Two, there is no “unless it will really make our enemies mad” clause in the Constitution. According to the Supreme Court:

The Constitution confers on the President the whole Executive power [Art. II, § 1]. He is bound to take care that the laws be faithfully executed [Art II § 3]. He is Commander-in-chief of the Army and Navy of the United States [Art. II, § 2], and of the militia of the several States when called into the actual service of the United States [Art. II, § 2]. . . .

If a war be made by invasion of a foreign nation, the President is not only authorized but bound to resist force by force. He does not initiate the war, but is bound to accept the challenge without waiting for any special legislative authority.

It is not the less a war on that account, for war may exist without a declaration on either side. . . .

Prize Cases, 67 U.S. 635, 668 (1862)

Indeed, when the Drafters were writing the Constitution, on August 17, 1787, they considered whether to give Congress broad authority over the use of military force by providing, in Art. I § 8 that Congress had the power to “make war.” Madison, however, objected, so the Drafters changed the language to give Congress the power to “declare war.” This was specifically to make it clear that the President has inherent authority to respond to “sudden attack.”

Thus, when the President determines that the United States has been attacked, he has plenary authority to respond without consulting Congress. As a practical matter, his authority is at its zenith when we have been attacked and he determines that we may be subject to further attack.

Over the course of just two months, Iranian proxy forces conducted eleven attacks on bases housing U.S. military personnel.

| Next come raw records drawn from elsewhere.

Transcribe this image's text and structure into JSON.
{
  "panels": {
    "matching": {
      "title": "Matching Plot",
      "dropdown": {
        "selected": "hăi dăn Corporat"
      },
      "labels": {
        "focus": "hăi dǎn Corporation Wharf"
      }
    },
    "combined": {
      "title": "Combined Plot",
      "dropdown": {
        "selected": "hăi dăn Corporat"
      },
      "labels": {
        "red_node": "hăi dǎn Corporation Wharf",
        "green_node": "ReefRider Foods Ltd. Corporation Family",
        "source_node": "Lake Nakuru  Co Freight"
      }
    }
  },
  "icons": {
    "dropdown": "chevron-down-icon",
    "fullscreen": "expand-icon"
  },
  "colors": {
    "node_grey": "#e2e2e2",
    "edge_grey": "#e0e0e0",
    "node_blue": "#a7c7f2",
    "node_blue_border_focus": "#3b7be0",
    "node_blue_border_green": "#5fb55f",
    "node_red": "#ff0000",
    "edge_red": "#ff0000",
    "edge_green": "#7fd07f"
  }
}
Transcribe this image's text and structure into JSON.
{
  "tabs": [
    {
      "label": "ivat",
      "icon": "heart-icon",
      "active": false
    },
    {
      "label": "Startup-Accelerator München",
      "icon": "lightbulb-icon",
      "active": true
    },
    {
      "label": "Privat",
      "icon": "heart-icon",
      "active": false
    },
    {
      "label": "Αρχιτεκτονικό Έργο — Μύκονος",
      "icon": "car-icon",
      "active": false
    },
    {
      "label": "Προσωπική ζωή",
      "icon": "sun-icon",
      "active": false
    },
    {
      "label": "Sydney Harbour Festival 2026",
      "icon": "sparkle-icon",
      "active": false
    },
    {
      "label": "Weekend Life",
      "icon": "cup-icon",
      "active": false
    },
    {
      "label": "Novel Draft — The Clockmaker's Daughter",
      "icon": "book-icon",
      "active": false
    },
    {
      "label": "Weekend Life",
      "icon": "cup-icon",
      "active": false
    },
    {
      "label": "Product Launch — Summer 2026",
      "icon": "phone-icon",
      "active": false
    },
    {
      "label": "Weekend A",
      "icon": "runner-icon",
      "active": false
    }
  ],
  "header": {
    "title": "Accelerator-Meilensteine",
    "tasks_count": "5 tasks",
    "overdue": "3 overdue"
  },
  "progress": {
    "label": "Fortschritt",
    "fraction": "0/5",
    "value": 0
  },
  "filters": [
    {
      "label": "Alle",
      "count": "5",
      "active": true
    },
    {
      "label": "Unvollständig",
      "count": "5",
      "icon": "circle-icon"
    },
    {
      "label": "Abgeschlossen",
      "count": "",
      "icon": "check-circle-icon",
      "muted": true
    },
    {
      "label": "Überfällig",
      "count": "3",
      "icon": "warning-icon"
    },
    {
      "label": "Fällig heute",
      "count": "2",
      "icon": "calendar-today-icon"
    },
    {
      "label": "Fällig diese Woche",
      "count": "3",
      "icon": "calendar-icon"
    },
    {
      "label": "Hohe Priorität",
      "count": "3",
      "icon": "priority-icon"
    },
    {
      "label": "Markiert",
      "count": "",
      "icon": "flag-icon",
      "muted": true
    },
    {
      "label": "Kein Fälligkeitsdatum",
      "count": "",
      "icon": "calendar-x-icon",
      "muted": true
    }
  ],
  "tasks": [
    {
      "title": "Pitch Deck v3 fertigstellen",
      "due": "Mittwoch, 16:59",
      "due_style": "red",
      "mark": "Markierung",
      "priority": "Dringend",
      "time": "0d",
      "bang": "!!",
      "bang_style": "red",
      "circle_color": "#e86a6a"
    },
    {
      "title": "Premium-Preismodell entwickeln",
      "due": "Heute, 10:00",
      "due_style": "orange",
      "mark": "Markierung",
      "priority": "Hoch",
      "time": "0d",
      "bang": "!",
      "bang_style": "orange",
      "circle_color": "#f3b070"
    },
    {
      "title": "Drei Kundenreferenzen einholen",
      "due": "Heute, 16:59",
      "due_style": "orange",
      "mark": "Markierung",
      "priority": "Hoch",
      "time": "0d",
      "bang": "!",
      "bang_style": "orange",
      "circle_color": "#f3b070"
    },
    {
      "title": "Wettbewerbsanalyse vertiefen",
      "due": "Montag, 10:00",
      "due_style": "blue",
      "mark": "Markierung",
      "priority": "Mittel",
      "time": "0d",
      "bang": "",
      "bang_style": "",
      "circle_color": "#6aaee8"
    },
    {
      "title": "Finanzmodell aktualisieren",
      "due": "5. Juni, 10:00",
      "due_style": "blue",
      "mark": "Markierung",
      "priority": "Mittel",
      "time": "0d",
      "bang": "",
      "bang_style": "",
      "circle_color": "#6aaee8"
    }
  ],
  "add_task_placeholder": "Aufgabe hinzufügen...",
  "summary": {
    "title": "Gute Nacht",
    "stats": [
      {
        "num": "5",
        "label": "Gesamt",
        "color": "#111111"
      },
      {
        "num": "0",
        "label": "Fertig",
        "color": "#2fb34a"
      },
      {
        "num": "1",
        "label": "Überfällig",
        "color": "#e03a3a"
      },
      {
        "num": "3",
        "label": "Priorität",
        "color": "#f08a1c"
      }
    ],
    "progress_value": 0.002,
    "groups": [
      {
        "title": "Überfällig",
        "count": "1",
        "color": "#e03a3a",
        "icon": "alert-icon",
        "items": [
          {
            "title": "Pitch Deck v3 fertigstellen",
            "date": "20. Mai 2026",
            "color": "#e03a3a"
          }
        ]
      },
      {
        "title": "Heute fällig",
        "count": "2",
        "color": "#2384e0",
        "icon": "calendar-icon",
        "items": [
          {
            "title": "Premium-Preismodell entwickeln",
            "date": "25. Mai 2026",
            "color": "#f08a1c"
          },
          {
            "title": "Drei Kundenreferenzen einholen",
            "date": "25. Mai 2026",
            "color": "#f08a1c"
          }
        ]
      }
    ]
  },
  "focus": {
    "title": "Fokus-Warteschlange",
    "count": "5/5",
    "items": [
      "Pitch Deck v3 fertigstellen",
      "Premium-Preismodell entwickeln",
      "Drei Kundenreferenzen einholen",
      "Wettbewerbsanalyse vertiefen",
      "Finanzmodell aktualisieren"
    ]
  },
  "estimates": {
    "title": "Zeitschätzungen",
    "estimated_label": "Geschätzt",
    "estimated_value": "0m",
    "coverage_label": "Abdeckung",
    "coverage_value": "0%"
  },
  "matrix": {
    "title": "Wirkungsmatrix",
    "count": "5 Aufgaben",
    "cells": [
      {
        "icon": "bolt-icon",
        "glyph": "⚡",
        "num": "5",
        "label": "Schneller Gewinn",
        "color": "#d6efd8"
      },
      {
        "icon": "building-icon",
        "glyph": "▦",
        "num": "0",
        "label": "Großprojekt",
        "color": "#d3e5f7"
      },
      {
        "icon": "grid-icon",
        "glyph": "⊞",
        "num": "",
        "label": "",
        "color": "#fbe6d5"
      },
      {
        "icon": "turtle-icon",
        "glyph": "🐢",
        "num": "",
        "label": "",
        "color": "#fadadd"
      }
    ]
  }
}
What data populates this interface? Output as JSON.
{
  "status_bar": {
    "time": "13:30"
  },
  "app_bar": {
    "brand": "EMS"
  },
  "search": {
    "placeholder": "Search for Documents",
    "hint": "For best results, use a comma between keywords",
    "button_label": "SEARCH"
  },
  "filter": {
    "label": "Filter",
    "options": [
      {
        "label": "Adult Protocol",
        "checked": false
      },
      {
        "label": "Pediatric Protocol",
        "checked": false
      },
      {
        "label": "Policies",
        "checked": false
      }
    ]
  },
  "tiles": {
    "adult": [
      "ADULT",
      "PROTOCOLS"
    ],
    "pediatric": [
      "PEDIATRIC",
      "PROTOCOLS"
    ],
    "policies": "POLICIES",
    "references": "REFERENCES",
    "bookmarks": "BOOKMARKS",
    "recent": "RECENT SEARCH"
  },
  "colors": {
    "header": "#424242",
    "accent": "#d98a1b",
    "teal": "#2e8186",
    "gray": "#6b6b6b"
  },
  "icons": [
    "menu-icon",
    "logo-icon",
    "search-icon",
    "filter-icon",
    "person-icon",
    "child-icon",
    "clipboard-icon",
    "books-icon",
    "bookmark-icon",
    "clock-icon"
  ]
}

On December 27, Iranian proxy Kataib Hezbollah launched on attack on a U.S. base 15 miles north of Kirkuk, killing an American contractor and wounding U.S. personnel. After we responded to that with limited air strikes, Kataib Hezbollah proxies stormed the U.S. Embassy. To cap this week-long period of violence against America, the commander of Kataib Hezbollah, Abu Mahdi al-Muhandis was meeting with Soleimani in Baghdad, immediately after the latter landed there illegally, when the U.S. killed them both.

No one can possibly argue that President Trump wasn’t justified to respond to these acts of war with military force. No one, with the apparent exception of a Yale law professor, could possibly argue that either Soleimani or al-Muhandis were not legitimate targets. And indeed, even Hathaway doesn’t do that.

That said, Nancy Pelosi, who would do anything to tie President Trump’s hands on this if it would advance the power of Democrats and regardless the cost to our nation, implies they were not legitimate targets by claiming that the killing of the two men was not “proportional.” I await to hear her answer as to what a “proportional” response is to the murder of Americans, an attack on American soil, and plans for future acts of war should be? I doubt the press will ever ask her.

The NYT has tried to make the ludicrous argument that there was insufficient evidence that Iran planned further attacks to justify Trump’s actions. Apparently, some anonymous source at the Pentagon told a NYT reporter that “the evidence suggesting there was to be an imminent attack on American targets is “razor thin.” Andrea Widburg deals in detail with that ridiculous claim at American Thinker.

Additionally, given Soleimani’s and al Muhandis’s track records, one can reasonably infer that their face-to-face meeting in Baghdad was to plan future violence against the U.S. If Nancy or anyone other than the MSM wants to argue that it is reasonable to assume that they might only have been meeting to smoke a hookah and discuss the latest camel races, I look forward to that. Lastly, given the track record for honesty and accuracy of MSM reporting on anonymous sources over the last three years of Trump’s presidency, anyone who takes their anti-Trump reporting at face value is a fool.

Trump’s targeting of two men centrally involved in ongoing hostilities with the U.S. were unarguably constitutional. Nothing else matters. Absent a Constitutional Amendment, Congress cannot pass an act to restrict the President’s Constitutionally granted executive powers. And if Nancy Pelosi disagrees with that, there is still time to add it to the Articles of Impeachment.